TensorFlow Serving is a serving system that allows customers to scale-up inference across a network. Neuron TensorFlow Serving uses the same API as normal TensorFlow Serving. The only differences are that the saved model must be compiled for Inferentia and the entry point is a different binary named tensorflow_model_server_neuron
. The binary is found at /usr/local/bin/tensorflow_model_server_neuron
and is pre-installed in the DLAMI or installed with APT/YUM tensorflow-model-server-neuron package.
If using DLAMI and aws_neuron_tensorflow_p36 environment, you can skip the installation step below.
The configuration of your version of Linux will determine the correct settings - see this link.
Then ensure you install using either apt-get or yum:
sudo apt-get install tensorflow-model-server-neuron
or
sudo yum install tensorflow-model-server-neuron
Also, you would need TensorFlow Serving API (use --no-deps to prevent installation of regular tensorflow):
pip install --no-deps tensorflow_serving_api==1.15
The following example shows graph construction followed by the addition of Neuron compilation step before exporting to saved model.
import tensorflow as tf
tf.keras.backend.set_learning_phase(0)
tf.keras.backend.set_image_data_format('channels_last')

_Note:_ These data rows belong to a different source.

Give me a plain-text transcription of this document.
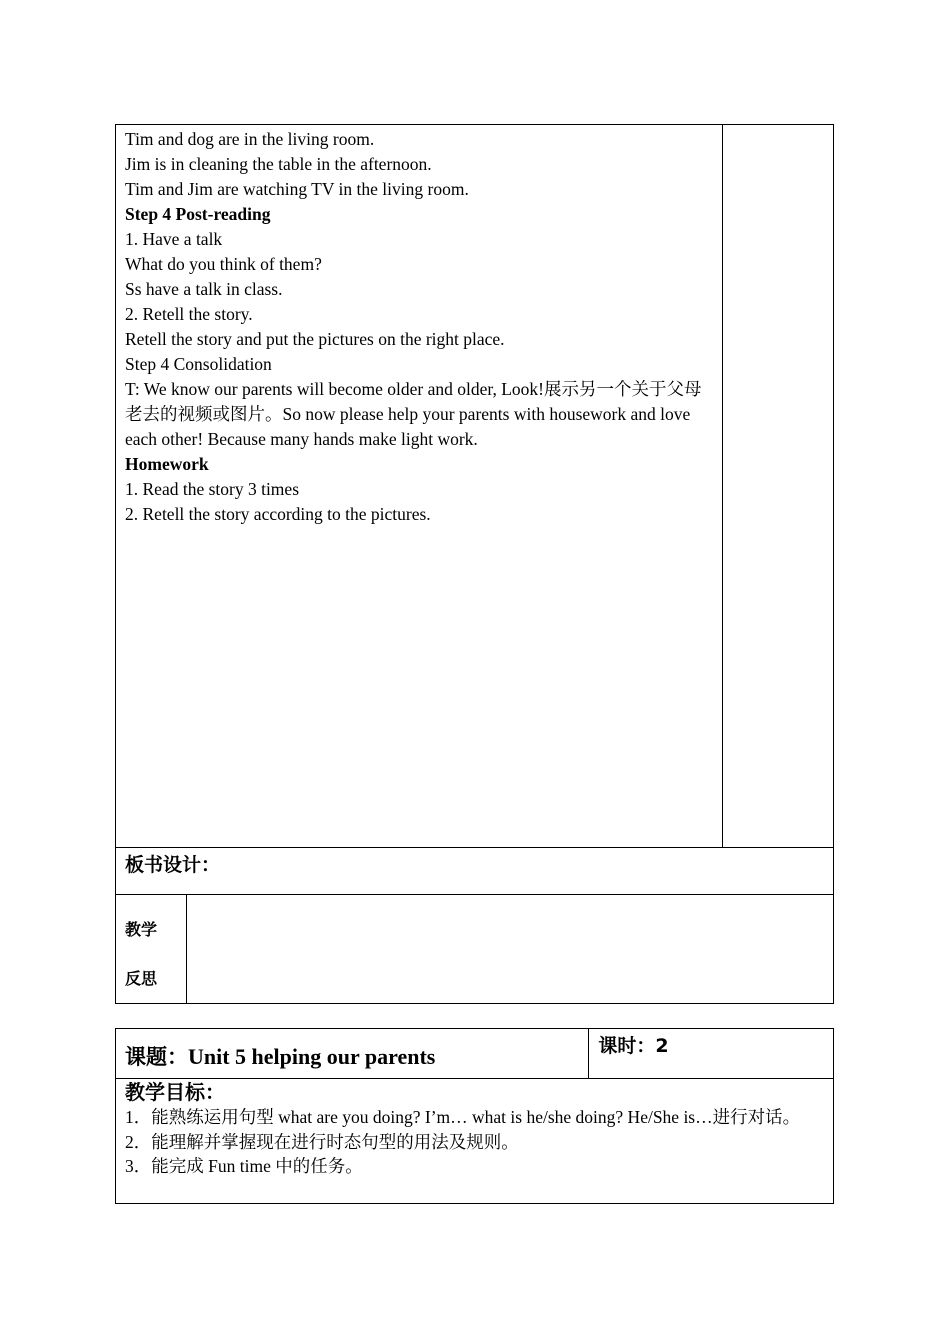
Tim and dog are in the living room.
Jim is in cleaning the table in the afternoon.
Tim and Jim are watching TV in the living room.
Step 4 Post-reading
1. Have a talk
What do you think of them?
Ss have a talk in class.
2. Retell the story.
Retell the story and put the pictures on the right place.
Step 4 Consolidation
T: We know our parents will become older and older, Look!展示另一个关于父母老去的视频或图片。So now please help your parents with housework and love each other! Because many hands make light work.
Homework
1. Read the story 3 times
2. Retell the story according to the pictures.

板书设计：

教学
反思

课题：Unit 5 helping our parents	课时：2

教学目标：
1．能熟练运用句型 what are you doing? I’m… what is he/she doing? He/She is…进行对话。
2．能理解并掌握现在进行时态句型的用法及规则。
3．能完成 Fun time 中的任务。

model = tf.keras.applications.ResNet50(weights='imagenet')
sess = tf.keras.backend.get_session()
inputs = {'input': model.inputs[0]}
outputs = {'output': model.outputs[0]}
# save the model using tf.saved_model.simple_save
modeldir = "./resnet50/1"
tf.saved_model.simple_save(sess, modeldir, inputs, outputs)

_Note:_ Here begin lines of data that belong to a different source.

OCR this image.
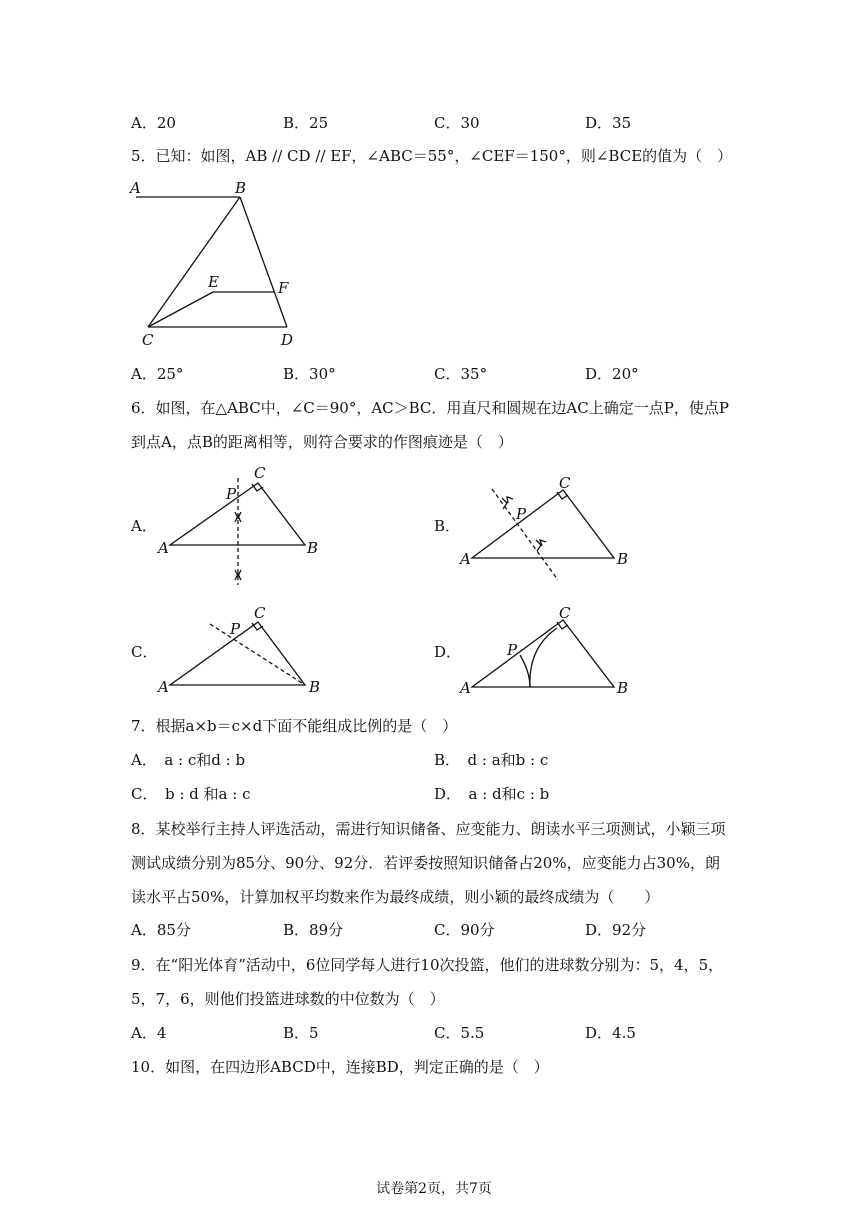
A．20	B．25	C．30	D．35
5．已知：如图，AB // CD // EF，∠ABC＝55°，∠CEF＝150°，则∠BCE的值为（　）
A	B
E	F
C	D
A．25°	B．30°	C．35°	D．20°
6．如图，在△ABC中，∠C＝90°，AC＞BC．用直尺和圆规在边AC上确定一点P，使点P
到点A，点B的距离相等，则符合要求的作图痕迹是（　）
A．	B．
C．	D．
C
P
A	B
C
P
A	B
C
P
A	B
C
P
A	B
7．根据a×b＝c×d下面不能组成比例的是（　）
A．　a : c和d : b	B．　d : a和b : c
C．　b : d 和a : c	D．　a : d和c : b
8．某校举行主持人评选活动，需进行知识储备、应变能力、朗读水平三项测试，小颖三项
测试成绩分别为85分、90分、92分．若评委按照知识储备占20%，应变能力占30%，朗
读水平占50%，计算加权平均数来作为最终成绩，则小颖的最终成绩为（　　）
A．85分	B．89分	C．90分	D．92分
9．在“阳光体育”活动中，6位同学每人进行10次投篮，他们的进球数分别为：5，4，5，
5，7，6，则他们投篮进球数的中位数为（　）
A．4	B．5	C．5.5	D．4.5
10．如图，在四边形ABCD中，连接BD，判定正确的是（　）
试卷第2页，共7页
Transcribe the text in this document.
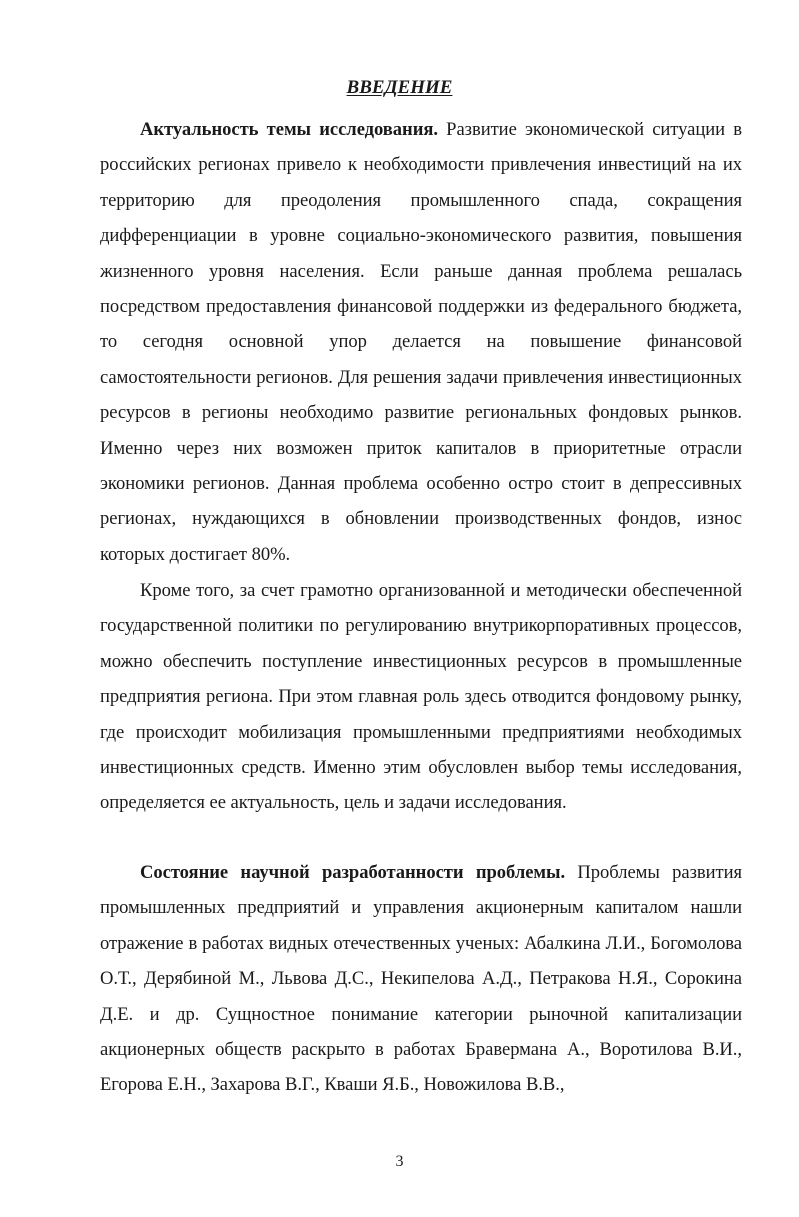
ВВЕДЕНИЕ

Актуальность темы исследования. Развитие экономической ситуации в российских регионах привело к необходимости привлечения инвестиций на их территорию для преодоления промышленного спада, сокращения дифференциации в уровне социально-экономического развития, повышения жизненного уровня населения. Если раньше данная проблема решалась посредством предоставления финансовой поддержки из федерального бюджета, то сегодня основной упор делается на повышение финансовой самостоятельности регионов. Для решения задачи привлечения инвестиционных ресурсов в регионы необходимо развитие региональных фондовых рынков. Именно через них возможен приток капиталов в приоритетные отрасли экономики регионов. Данная проблема особенно остро стоит в депрессивных регионах, нуждающихся в обновлении производственных фондов, износ которых достигает 80%.

Кроме того, за счет грамотно организованной и методически обеспеченной государственной политики по регулированию внутрикорпоративных процессов, можно обеспечить поступление инвестиционных ресурсов в промышленные предприятия региона. При этом главная роль здесь отводится фондовому рынку, где происходит мобилизация промышленными предприятиями необходимых инвестиционных средств. Именно этим обусловлен выбор темы исследования, определяется ее актуальность, цель и задачи исследования.

Состояние научной разработанности проблемы. Проблемы развития промышленных предприятий и управления акционерным капиталом нашли отражение в работах видных отечественных ученых: Абалкина Л.И., Богомолова О.Т., Дерябиной М., Львова Д.С., Некипелова А.Д., Петракова Н.Я., Сорокина Д.Е. и др. Сущностное понимание категории рыночной капитализации акционерных обществ раскрыто в работах Бравермана А., Воротилова В.И., Егорова Е.Н., Захарова В.Г., Кваши Я.Б., Новожилова В.В.,

3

# compile the model for Inferentia
neuron_modeldir = "./resnet50_inf1/1"
tf.neuron.saved_model.compile(modeldir, neuron_modeldir, batch_size=1)
After model is exported to saved model, user can serve the model by following instructions below.
User can now serve the saved model with the tensorflow_model_server_neuron binary:
tensorflow_model_server_neuron --model_name=resnet50_inf1 \
--model_base_path=$(pwd)/resnet50_inf1/ --port=8500
The compiled model is staged in Inferentia DRAM by the server to prepare for inference.
Now run inferences via GRPC as shown in the following sample client code:
import numpy as np
import grpc
import tensorflow as tf
from tensorflow.keras.preprocessing import image
from tensorflow.keras.applications.resnet50 import preprocess_input
from tensorflow.keras.applications.resnet50 import decode_predictions
from tensorflow_serving.apis import predict_pb2
from tensorflow_serving.apis import prediction_service_pb2_grpc
if __name__ == '__main__':
channel = grpc.insecure_channel('localhost:8500')
stub = prediction_service_pb2_grpc.PredictionServiceStub(channel)
img_file = tf.keras.utils.get_file(
"./kitten_small.jpg",
"https://raw.githubusercontent.com/awslabs/mxnet-model-server/master/docs/images/kitten_small.jpg")
img = image.load_img(img_file, target_size=(224, 224))
img_array = preprocess_input(image.img_to_array(img)[None, ...])
request = predict_pb2.PredictRequest()
request.model_spec.name = 'resnet50_inf1'
request.inputs['input'].CopyFrom(
tf.contrib.util.make_tensor_proto(img_array, shape=img_array.shape))
result = stub.Predict(request)
prediction = tf.make_ndarray(result.outputs['output'])
print(decode_predictions(prediction))